Steve Benton, vice-president of threat research at Anomali, agrees that the OCSF is a step in the right direction for the cyber security industry – but he is concerned that it could overwhelm the vast majority of security teams and become difficult to manage. 

“SOC teams will be overwhelmed with the wider and deeper detection data they receive with no associated threat intelligence,” he says. “Think whack-a-mole on steroids – more moles popping up, even faster, from more holes – but your hammer is still the same. And now you’ll have more false positives to resolve and risk sliding down rabbit holes.”

Something else that could hinder the success of the framework is the lack of Mitre ATT&CK integration. Benton says security teams rely on Mitre ATT&CK to understand and prevent cyber security vulnerabilities and attacks.

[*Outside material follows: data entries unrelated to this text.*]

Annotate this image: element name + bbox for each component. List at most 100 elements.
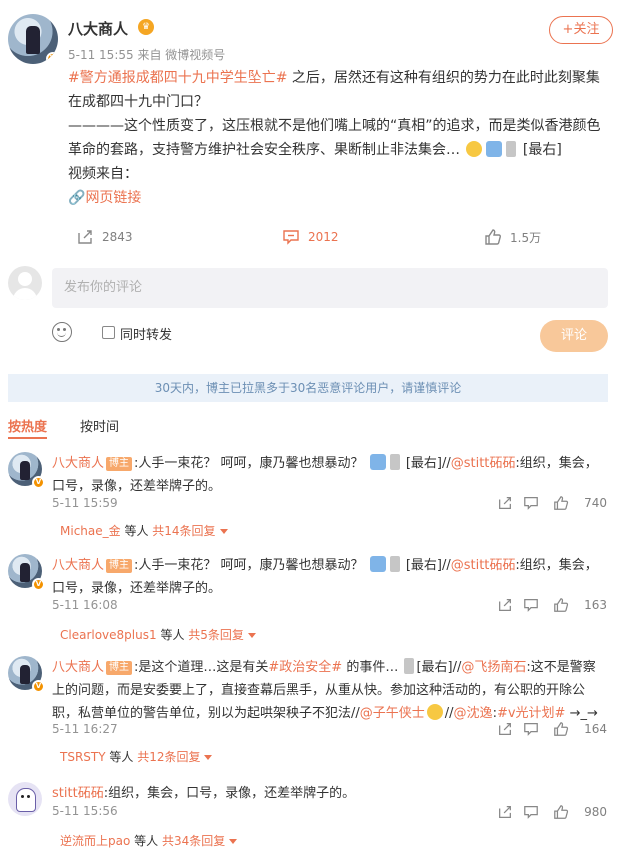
comment-actions: 164	[497, 721, 607, 739]
thumbs-up-icon[interactable]	[553, 495, 569, 511]
comment-icon[interactable]	[523, 597, 539, 613]
comment-text: 八大商人 博主:人手一束花？ 呵呵，康乃馨也想暴动？ [最右]//@stitt砳砳…	[52, 554, 607, 600]
follow-button[interactable]: +关注	[549, 16, 613, 44]
submit-comment-button[interactable]: 评论	[540, 320, 608, 352]
comment-part: :是这个道理…这是有关	[134, 660, 269, 675]
chevron-down-icon	[229, 839, 238, 844]
reply-count[interactable]: 共5条回复	[188, 628, 244, 642]
verified-icon: V	[32, 578, 45, 591]
comment-icon[interactable]	[523, 721, 539, 737]
post-hashtag[interactable]: #警方通报成都四十九中学生坠亡#	[68, 70, 287, 86]
author-badge: 博主	[106, 661, 133, 675]
reply-user[interactable]: Michae_金	[60, 524, 121, 538]
comment-part: :人手一束花？ 呵呵，康乃馨也想暴动？	[134, 456, 364, 471]
repost-count: 2843	[102, 230, 133, 244]
comment-part: 的事件…	[342, 660, 399, 675]
reply-user[interactable]: Clearlove8plus1	[60, 628, 157, 642]
comment-part: [最右]//	[405, 456, 451, 471]
like-button[interactable]: 1.5万	[484, 228, 541, 246]
comment-item: V 八大商人 博主:人手一束花？ 呵呵，康乃馨也想暴动？ [最右]//@stitt…	[8, 554, 613, 644]
reply-mid: 等人	[105, 750, 138, 764]
reply-count[interactable]: 共14条回复	[152, 524, 215, 538]
reply-count[interactable]: 共34条回复	[162, 834, 225, 848]
repost-checkbox[interactable]	[102, 326, 115, 339]
verified-icon: V	[32, 476, 45, 489]
repost-icon[interactable]	[497, 721, 513, 737]
comment-text: 八大商人 博主:人手一束花？ 呵呵，康乃馨也想暴动？ [最右]//@stitt砳砳…	[52, 452, 607, 498]
reply-summary[interactable]: Clearlove8plus1 等人 共5条回复	[60, 626, 256, 643]
comment-time: 5-11 16:27	[52, 722, 118, 736]
comment-like-count: 164	[584, 722, 607, 736]
post-meta: 5-11 15:55 来自 微博视频号	[68, 48, 226, 62]
chevron-down-icon	[219, 529, 228, 534]
comment-time: 5-11 15:56	[52, 804, 118, 818]
reply-user[interactable]: TSRSTY	[60, 750, 106, 764]
mention-link[interactable]: @沈逸	[454, 706, 493, 721]
commenter-name[interactable]: 八大商人	[52, 660, 104, 675]
commenter-name[interactable]: stitt砳砳	[52, 786, 104, 801]
repost-icon[interactable]	[497, 495, 513, 511]
tab-sort-hot[interactable]: 按热度	[8, 416, 48, 439]
repost-icon[interactable]	[497, 597, 513, 613]
reply-mid: 等人	[130, 834, 162, 848]
post-text-tail: [最右]	[522, 142, 562, 158]
link-icon: 🔗	[68, 190, 86, 206]
reply-user[interactable]: 逆流而上pao	[60, 834, 130, 848]
comment-icon[interactable]	[523, 804, 539, 820]
reply-summary[interactable]: 逆流而上pao 等人 共34条回复	[60, 832, 238, 849]
repost-icon[interactable]	[497, 804, 513, 820]
mention-link[interactable]: @子午侠士	[360, 706, 425, 721]
comment-part: :人手一束花？ 呵呵，康乃馨也想暴动？	[134, 558, 364, 573]
mention-link[interactable]: @stitt砳砳	[451, 558, 516, 573]
repost-icon	[78, 230, 92, 244]
post-action-bar: 2843 2012 1.5万	[0, 218, 621, 258]
commenter-avatar[interactable]: V	[8, 452, 45, 489]
comment-actions: 740	[497, 495, 607, 513]
author-avatar[interactable]: V	[8, 14, 58, 64]
emoji-icon	[389, 556, 400, 572]
author-badge: 博主	[106, 559, 133, 573]
comment-time: 5-11 16:08	[52, 598, 118, 612]
comment-part: →_→	[565, 706, 598, 721]
emoji-icon	[369, 556, 386, 572]
repost-button[interactable]: 2843	[76, 228, 133, 246]
reply-count[interactable]: 共12条回复	[137, 750, 200, 764]
commenter-avatar[interactable]	[8, 782, 42, 816]
web-link[interactable]: 🔗网页链接	[68, 187, 141, 207]
chevron-down-icon	[204, 755, 213, 760]
comment-input[interactable]: 发布你的评论	[52, 268, 608, 308]
emoji-picker-icon[interactable]	[52, 322, 72, 342]
hashtag-link[interactable]: #v光计划#	[497, 706, 565, 721]
commenter-name[interactable]: 八大商人	[52, 558, 104, 573]
comment-item: V 八大商人 博主:是这个道理…这是有关#政治安全# 的事件… [最右]//@飞扬…	[8, 656, 613, 768]
comment-button[interactable]: 2012	[282, 228, 339, 246]
comment-item: V 八大商人 博主:人手一束花？ 呵呵，康乃馨也想暴动？ [最右]//@stitt…	[8, 452, 613, 542]
reply-mid: 等人	[156, 628, 189, 642]
thumbs-up-icon[interactable]	[553, 597, 569, 613]
my-avatar	[8, 266, 42, 300]
reply-mid: 等人	[120, 524, 153, 538]
thumbs-up-icon[interactable]	[553, 721, 569, 737]
comment-like-count: 980	[584, 805, 607, 819]
comment-time: 5-11 15:59	[52, 496, 118, 510]
composer-tools: 同时转发 评论	[52, 320, 608, 352]
reply-summary[interactable]: Michae_金 等人 共14条回复	[60, 522, 228, 539]
hashtag-link[interactable]: #政治安全#	[268, 660, 342, 675]
comment-icon[interactable]	[523, 495, 539, 511]
mention-link[interactable]: @飞扬南石	[461, 660, 526, 675]
mention-link[interactable]: @stitt砳砳	[451, 456, 516, 471]
tab-sort-time[interactable]: 按时间	[80, 416, 119, 435]
repost-checkbox-label[interactable]: 同时转发	[120, 324, 172, 343]
comment-text: stitt砳砳:组织，集会，口号，录像，还差举牌子的。	[52, 782, 607, 805]
commenter-avatar[interactable]: V	[8, 554, 45, 591]
commenter-name[interactable]: 八大商人	[52, 456, 104, 471]
comment-count: 2012	[308, 230, 339, 244]
emoji-icon	[369, 454, 386, 470]
sort-tabs: 按热度 按时间	[8, 416, 613, 440]
reply-summary[interactable]: TSRSTY 等人 共12条回复	[60, 748, 213, 765]
chevron-down-icon	[247, 633, 256, 638]
commenter-avatar[interactable]: V	[8, 656, 45, 693]
thumbs-up-icon[interactable]	[553, 804, 569, 820]
author-name[interactable]: 八大商人	[68, 18, 128, 39]
emoji-icon	[389, 454, 400, 470]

“Any strong security team will have ATT&CK embedded into how they operate and will certainly raise more than an eyebrow at its current absence from the standard,” he says. “The standard, when adopted into products, will unify detection, but organisations will still have to rely on moving from screen to screen to view different data and information to determine and execute their response across their infrastructure – versus ‘one screen’, which is the ideal.”

Data collection and analysis form an integral part of successful cyber security teams. And to date, the secluded and distributed nature of data and telemetry security tools has held CISOs and their teams back in combating cyber crime. The OCSF will certainly make it easier for cyber security professionals and teams to understand security data – but adoption challenges remain.